CEO Peter Ndegwa: “We have shown strong execution in the first year of our five-year strategy, signaling a great setup for delivering our vision. These results reflect a business that continues to demonstrate resilience and momentum.”

The Bigger Picture: Safaricom’s FY2026 results are the clearest evidence available that M-Pesa has succeeded in transforming a telecoms company into a financial services institution. The 45% revenue contribution from M-Pesa, the 41 million active customers, and the dividend that dwarfs every other Kenyan corporate payout combine to make a specific claim: Safaricom is not a utility.

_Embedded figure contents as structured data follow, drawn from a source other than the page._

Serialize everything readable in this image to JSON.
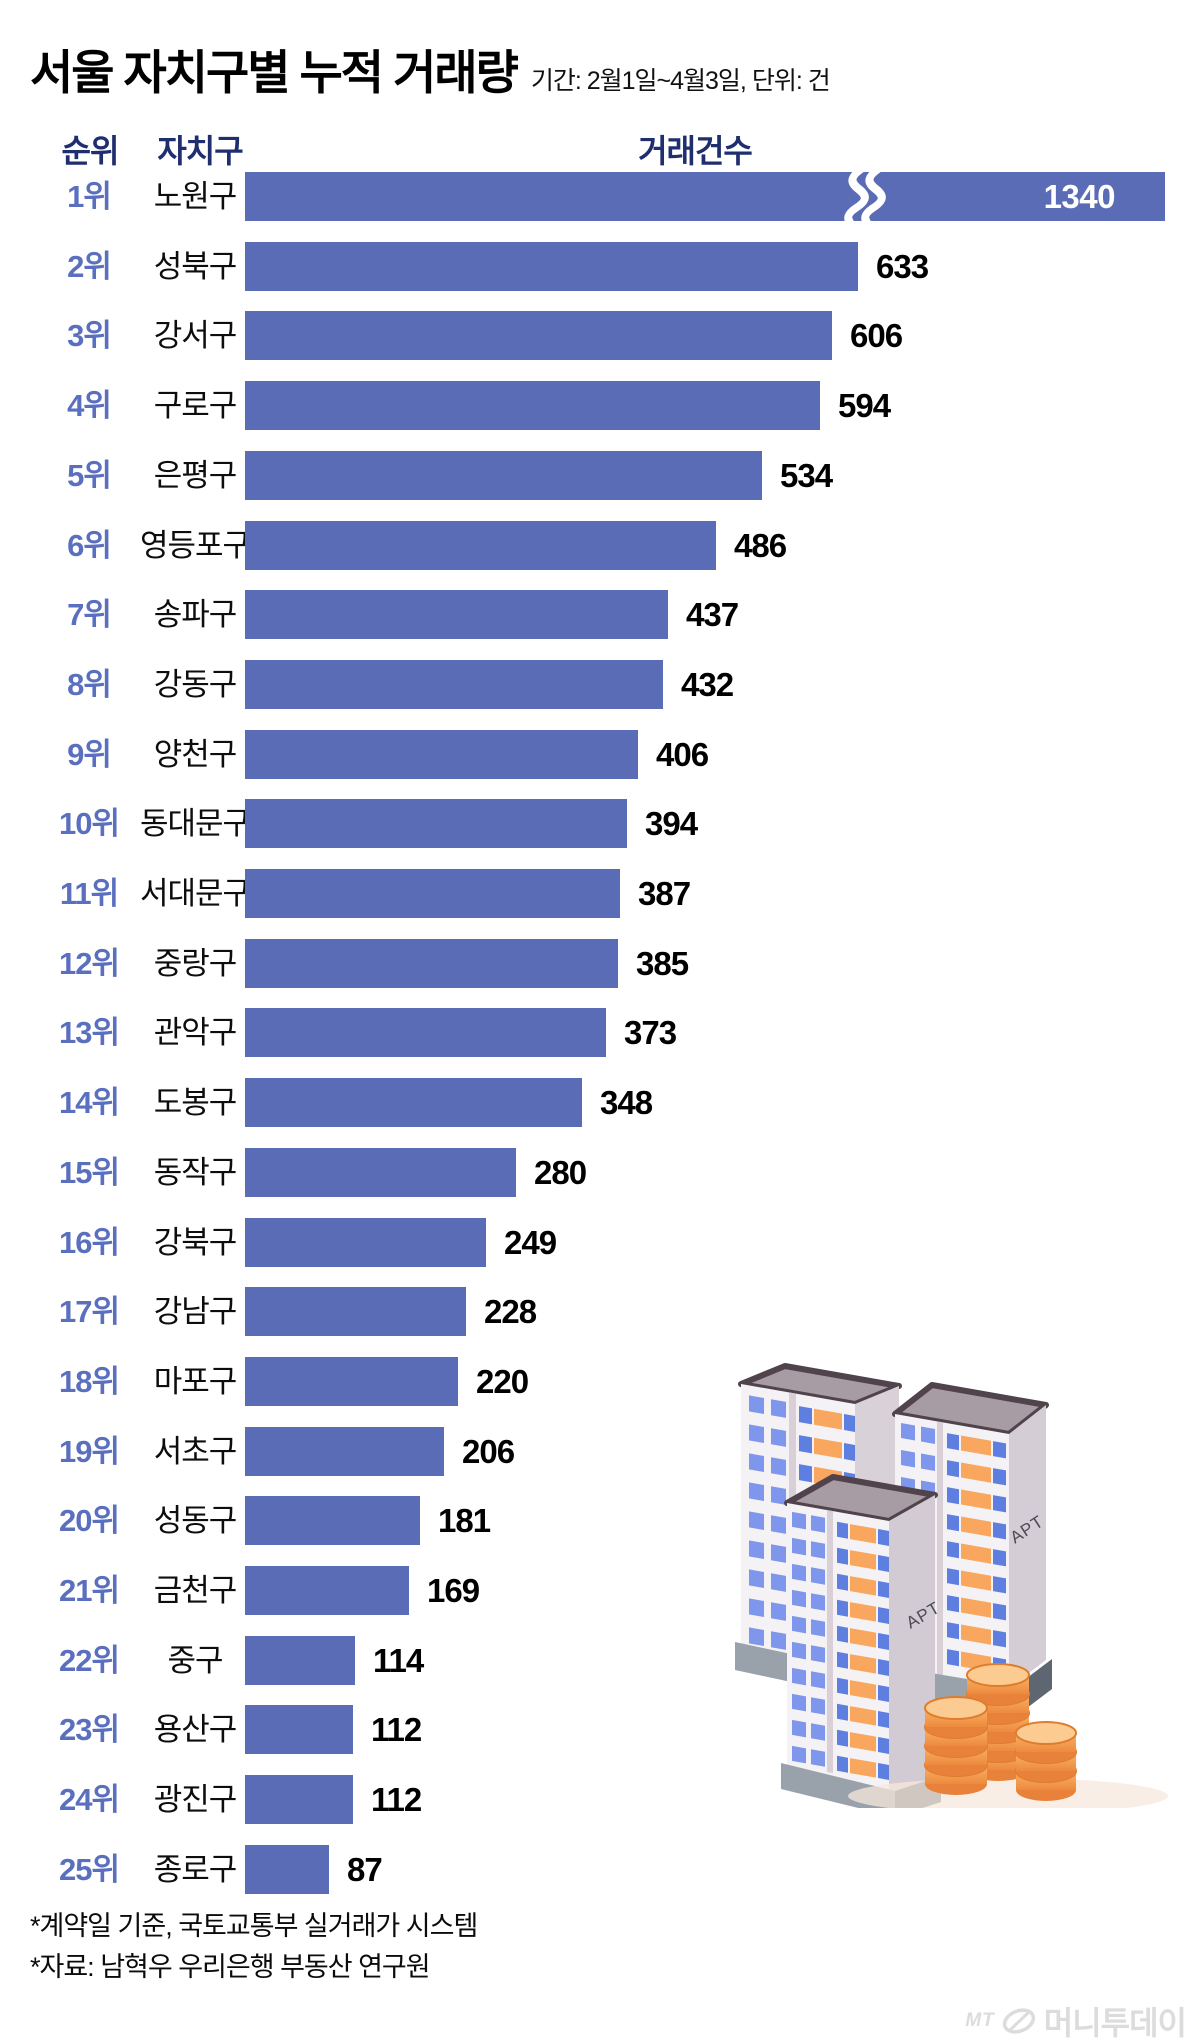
{
  "title": "서울 자치구별 누적 거래량",
  "subtitle": "기간: 2월1일~4월3일, 단위: 건",
  "columns": {
    "rank": "순위",
    "district": "자치구",
    "count": "거래건수"
  },
  "footnotes": {
    "line1": "*계약일 기준, 국토교통부 실거래가 시스템",
    "line2": "*자료: 남혁우 우리은행 부동산 연구원"
  },
  "logo": {
    "mt": "MT",
    "name": "머니투데이"
  },
  "illustration": {
    "apt_label": "APT"
  },
  "colors": {
    "bar": "#5B6CB7",
    "rank_text": "#5B6FBF",
    "header_text": "#1F2E6E",
    "value_text": "#000000",
    "bar_value_inside": "#FFFFFF",
    "logo": "#DCDCDC",
    "coin_orange": "#F9A75F",
    "window_blue": "#5F7FE0"
  },
  "chart_data": {
    "type": "bar",
    "orientation": "horizontal",
    "title": "서울 자치구별 누적 거래량",
    "period": "2월1일~4월3일",
    "unit": "건",
    "value_axis_label": "거래건수",
    "axis_break_on_rank": 1,
    "rows": [
      {
        "rank": "1위",
        "district": "노원구",
        "value": 1340,
        "broken_bar": true
      },
      {
        "rank": "2위",
        "district": "성북구",
        "value": 633
      },
      {
        "rank": "3위",
        "district": "강서구",
        "value": 606
      },
      {
        "rank": "4위",
        "district": "구로구",
        "value": 594
      },
      {
        "rank": "5위",
        "district": "은평구",
        "value": 534
      },
      {
        "rank": "6위",
        "district": "영등포구",
        "value": 486
      },
      {
        "rank": "7위",
        "district": "송파구",
        "value": 437
      },
      {
        "rank": "8위",
        "district": "강동구",
        "value": 432
      },
      {
        "rank": "9위",
        "district": "양천구",
        "value": 406
      },
      {
        "rank": "10위",
        "district": "동대문구",
        "value": 394
      },
      {
        "rank": "11위",
        "district": "서대문구",
        "value": 387
      },
      {
        "rank": "12위",
        "district": "중랑구",
        "value": 385
      },
      {
        "rank": "13위",
        "district": "관악구",
        "value": 373
      },
      {
        "rank": "14위",
        "district": "도봉구",
        "value": 348
      },
      {
        "rank": "15위",
        "district": "동작구",
        "value": 280
      },
      {
        "rank": "16위",
        "district": "강북구",
        "value": 249
      },
      {
        "rank": "17위",
        "district": "강남구",
        "value": 228
      },
      {
        "rank": "18위",
        "district": "마포구",
        "value": 220
      },
      {
        "rank": "19위",
        "district": "서초구",
        "value": 206
      },
      {
        "rank": "20위",
        "district": "성동구",
        "value": 181
      },
      {
        "rank": "21위",
        "district": "금천구",
        "value": 169
      },
      {
        "rank": "22위",
        "district": "중구",
        "value": 114
      },
      {
        "rank": "23위",
        "district": "용산구",
        "value": 112
      },
      {
        "rank": "24위",
        "district": "광진구",
        "value": 112
      },
      {
        "rank": "25위",
        "district": "종로구",
        "value": 87
      }
    ]
  }
}
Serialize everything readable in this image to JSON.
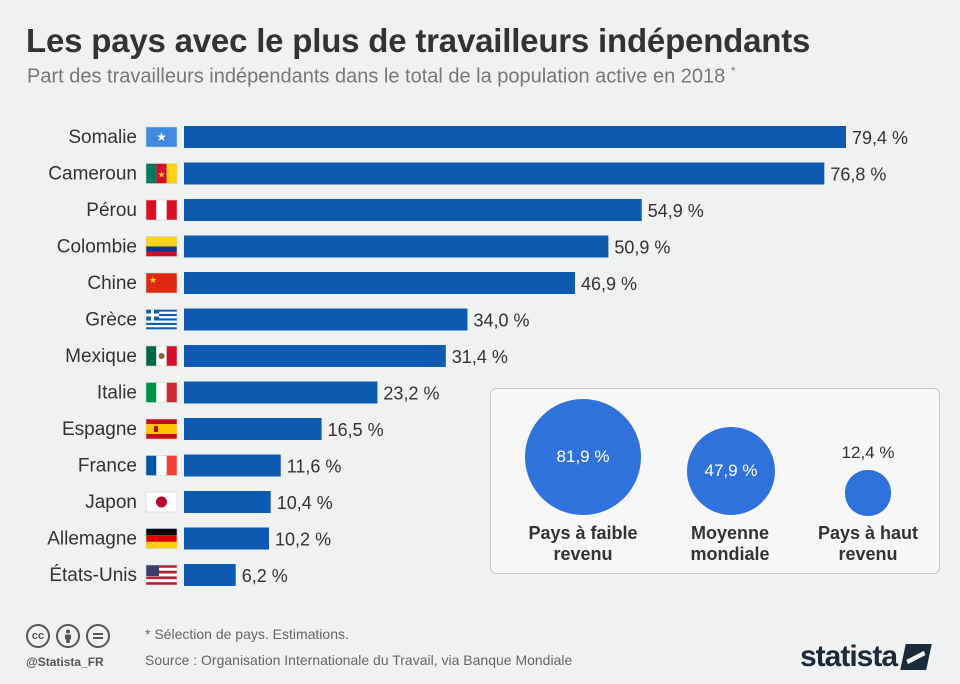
{
  "header": {
    "title": "Les pays avec le plus de travailleurs indépendants",
    "subtitle": "Part des travailleurs indépendants dans le total de la population active en 2018",
    "subtitle_mark": "*"
  },
  "colors": {
    "bar": "#0d5ab0",
    "circle": "#2f72dc",
    "text": "#333333"
  },
  "chart_data": {
    "type": "bar",
    "orientation": "horizontal",
    "categories": [
      "Somalie",
      "Cameroun",
      "Pérou",
      "Colombie",
      "Chine",
      "Grèce",
      "Mexique",
      "Italie",
      "Espagne",
      "France",
      "Japon",
      "Allemagne",
      "États-Unis"
    ],
    "values": [
      79.4,
      76.8,
      54.9,
      50.9,
      46.9,
      34.0,
      31.4,
      23.2,
      16.5,
      11.6,
      10.4,
      10.2,
      6.2
    ],
    "value_labels": [
      "79,4 %",
      "76,8 %",
      "54,9 %",
      "50,9 %",
      "46,9 %",
      "34,0 %",
      "31,4 %",
      "23,2 %",
      "16,5 %",
      "11,6 %",
      "10,4 %",
      "10,2 %",
      "6,2 %"
    ],
    "flags": [
      "somalia-flag",
      "cameroon-flag",
      "peru-flag",
      "colombia-flag",
      "china-flag",
      "greece-flag",
      "mexico-flag",
      "italy-flag",
      "spain-flag",
      "france-flag",
      "japan-flag",
      "germany-flag",
      "usa-flag"
    ],
    "xlim": [
      0,
      80
    ],
    "grid": false,
    "legend": "none"
  },
  "inset": {
    "items": [
      {
        "value": 81.9,
        "value_label": "81,9 %",
        "label_line1": "Pays à faible",
        "label_line2": "revenu"
      },
      {
        "value": 47.9,
        "value_label": "47,9 %",
        "label_line1": "Moyenne",
        "label_line2": "mondiale"
      },
      {
        "value": 12.4,
        "value_label": "12,4 %",
        "label_line1": "Pays à haut",
        "label_line2": "revenu"
      }
    ]
  },
  "footer": {
    "license_icons": [
      "cc-icon",
      "by-icon",
      "nd-icon"
    ],
    "handle": "@Statista_FR",
    "note": "* Sélection de pays. Estimations.",
    "source": "Source : Organisation Internationale du Travail, via Banque Mondiale",
    "logo": "statista"
  }
}
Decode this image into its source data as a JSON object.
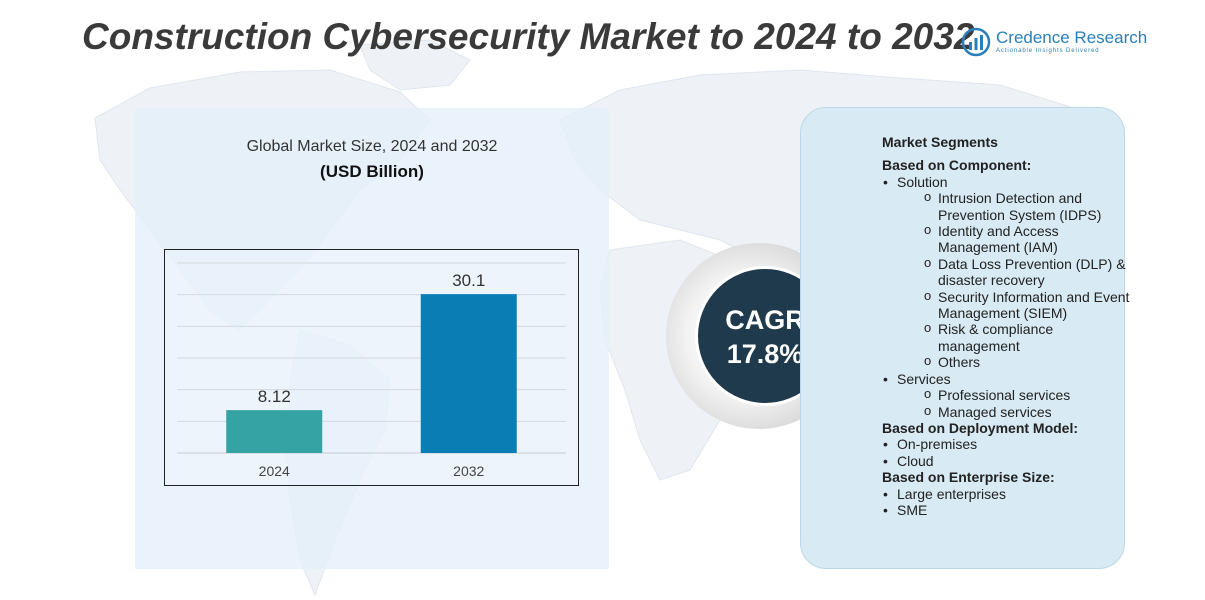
{
  "header": {
    "title": "Construction Cybersecurity Market to 2024 to 2032",
    "brand_name": "Credence Research",
    "brand_tagline": "Actionable Insights Delivered"
  },
  "left_panel": {
    "subtitle": "Global Market Size, 2024 and 2032",
    "unit": "(USD Billion)"
  },
  "chart_data": {
    "type": "bar",
    "title": "Global Market Size, 2024 and 2032",
    "ylabel": "(USD Billion)",
    "categories": [
      "2024",
      "2032"
    ],
    "values": [
      8.12,
      30.1
    ],
    "value_labels": [
      "8.12",
      "30.1"
    ],
    "ylim": [
      0,
      36
    ],
    "grid": true,
    "colors": [
      "#35a3a3",
      "#0a7db5"
    ]
  },
  "cagr": {
    "label": "CAGR",
    "value": "17.8%"
  },
  "segments": {
    "title": "Market Segments",
    "groups": [
      {
        "heading": "Based on Component:",
        "items": [
          {
            "label": "Solution",
            "children": [
              "Intrusion Detection and Prevention System (IDPS)",
              "Identity and Access Management (IAM)",
              "Data Loss Prevention (DLP) & disaster recovery",
              "Security Information and Event Management (SIEM)",
              "Risk & compliance management",
              "Others"
            ]
          },
          {
            "label": "Services",
            "children": [
              "Professional services",
              "Managed services"
            ]
          }
        ]
      },
      {
        "heading": "Based on Deployment Model:",
        "items": [
          {
            "label": "On-premises",
            "children": []
          },
          {
            "label": "Cloud",
            "children": []
          }
        ]
      },
      {
        "heading": "Based on Enterprise Size:",
        "items": [
          {
            "label": "Large enterprises",
            "children": []
          },
          {
            "label": "SME",
            "children": []
          }
        ]
      }
    ]
  }
}
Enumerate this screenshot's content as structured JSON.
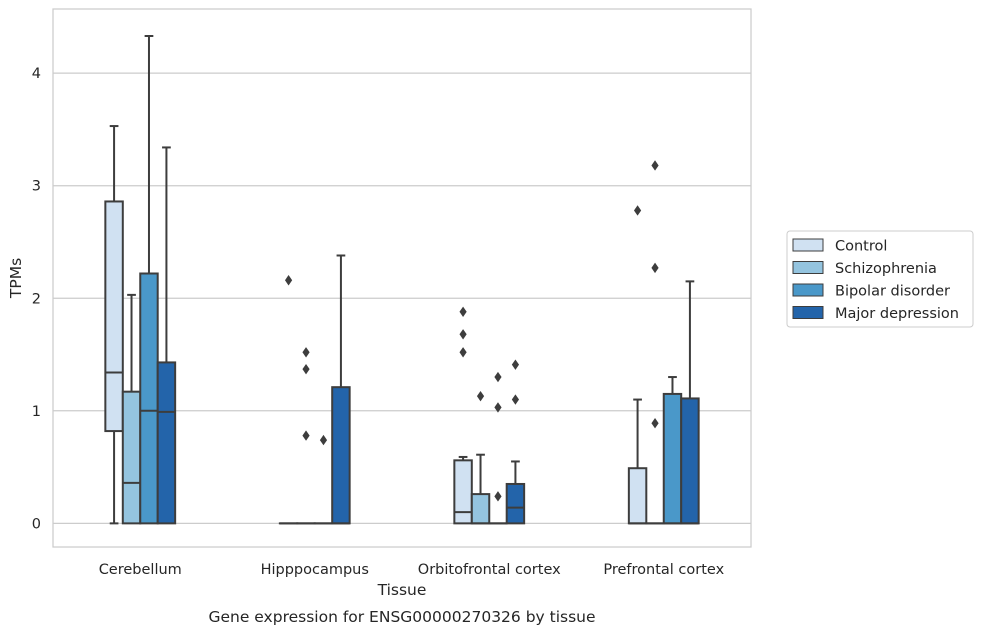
{
  "caption": "Gene expression for ENSG00000270326 by tissue",
  "colors": {
    "Control": "#d0e1f2",
    "Schizophrenia": "#94c4df",
    "Bipolar disorder": "#4a98c9",
    "Major depression": "#2364aa",
    "edge": "#3d3d3d",
    "grid": "#cccccc",
    "frame": "#cccccc"
  },
  "chart_data": {
    "type": "boxplot",
    "xlabel": "Tissue",
    "ylabel": "TPMs",
    "ylim": [
      -0.21,
      4.57
    ],
    "yticks": [
      0,
      1,
      2,
      3,
      4
    ],
    "grid": true,
    "legend_position": "right",
    "categories": [
      "Cerebellum",
      "Hipppocampus",
      "Orbitofrontal cortex",
      "Prefrontal cortex"
    ],
    "series": [
      {
        "name": "Control",
        "boxes": [
          {
            "whislo": 0.0,
            "q1": 0.82,
            "med": 1.34,
            "q3": 2.86,
            "whishi": 3.53,
            "fliers": []
          },
          {
            "whislo": 0.0,
            "q1": 0.0,
            "med": 0.0,
            "q3": 0.0,
            "whishi": 0.0,
            "fliers": [
              2.16
            ]
          },
          {
            "whislo": 0.0,
            "q1": 0.0,
            "med": 0.1,
            "q3": 0.56,
            "whishi": 0.59,
            "fliers": [
              1.52,
              1.68,
              1.88
            ]
          },
          {
            "whislo": 0.0,
            "q1": 0.0,
            "med": 0.0,
            "q3": 0.49,
            "whishi": 1.1,
            "fliers": [
              2.78
            ]
          }
        ]
      },
      {
        "name": "Schizophrenia",
        "boxes": [
          {
            "whislo": 0.0,
            "q1": 0.0,
            "med": 0.36,
            "q3": 1.17,
            "whishi": 2.03,
            "fliers": []
          },
          {
            "whislo": 0.0,
            "q1": 0.0,
            "med": 0.0,
            "q3": 0.0,
            "whishi": 0.0,
            "fliers": [
              0.78,
              1.37,
              1.52
            ]
          },
          {
            "whislo": 0.0,
            "q1": 0.0,
            "med": 0.0,
            "q3": 0.26,
            "whishi": 0.61,
            "fliers": [
              1.13
            ]
          },
          {
            "whislo": 0.0,
            "q1": 0.0,
            "med": 0.0,
            "q3": 0.0,
            "whishi": 0.0,
            "fliers": [
              0.89,
              2.27,
              3.18
            ]
          }
        ]
      },
      {
        "name": "Bipolar disorder",
        "boxes": [
          {
            "whislo": 0.0,
            "q1": 0.0,
            "med": 1.0,
            "q3": 2.22,
            "whishi": 4.33,
            "fliers": []
          },
          {
            "whislo": 0.0,
            "q1": 0.0,
            "med": 0.0,
            "q3": 0.0,
            "whishi": 0.0,
            "fliers": [
              0.74
            ]
          },
          {
            "whislo": 0.0,
            "q1": 0.0,
            "med": 0.0,
            "q3": 0.0,
            "whishi": 0.0,
            "fliers": [
              0.24,
              1.03,
              1.3
            ]
          },
          {
            "whislo": 0.0,
            "q1": 0.0,
            "med": 0.0,
            "q3": 1.15,
            "whishi": 1.3,
            "fliers": []
          }
        ]
      },
      {
        "name": "Major depression",
        "boxes": [
          {
            "whislo": 0.0,
            "q1": 0.0,
            "med": 0.99,
            "q3": 1.43,
            "whishi": 3.34,
            "fliers": []
          },
          {
            "whislo": 0.0,
            "q1": 0.0,
            "med": 0.0,
            "q3": 1.21,
            "whishi": 2.38,
            "fliers": []
          },
          {
            "whislo": 0.0,
            "q1": 0.0,
            "med": 0.14,
            "q3": 0.35,
            "whishi": 0.55,
            "fliers": [
              1.1,
              1.41
            ]
          },
          {
            "whislo": 0.0,
            "q1": 0.0,
            "med": 0.0,
            "q3": 1.11,
            "whishi": 2.15,
            "fliers": []
          }
        ]
      }
    ]
  }
}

It is a platform business with a financial services core, a telecoms distribution layer and an Ethiopian growth option that is approaching the inflection point where it begins contributing positively to group results. For investors in Kenyan equities, the NSE’s most valuable stock has just delivered its best year on record. The question for FY2027 is whether Ethiopia’s trajectory continues and whether Kenya can sustain margins above 55% in a higher-inflation, slower-growth environment.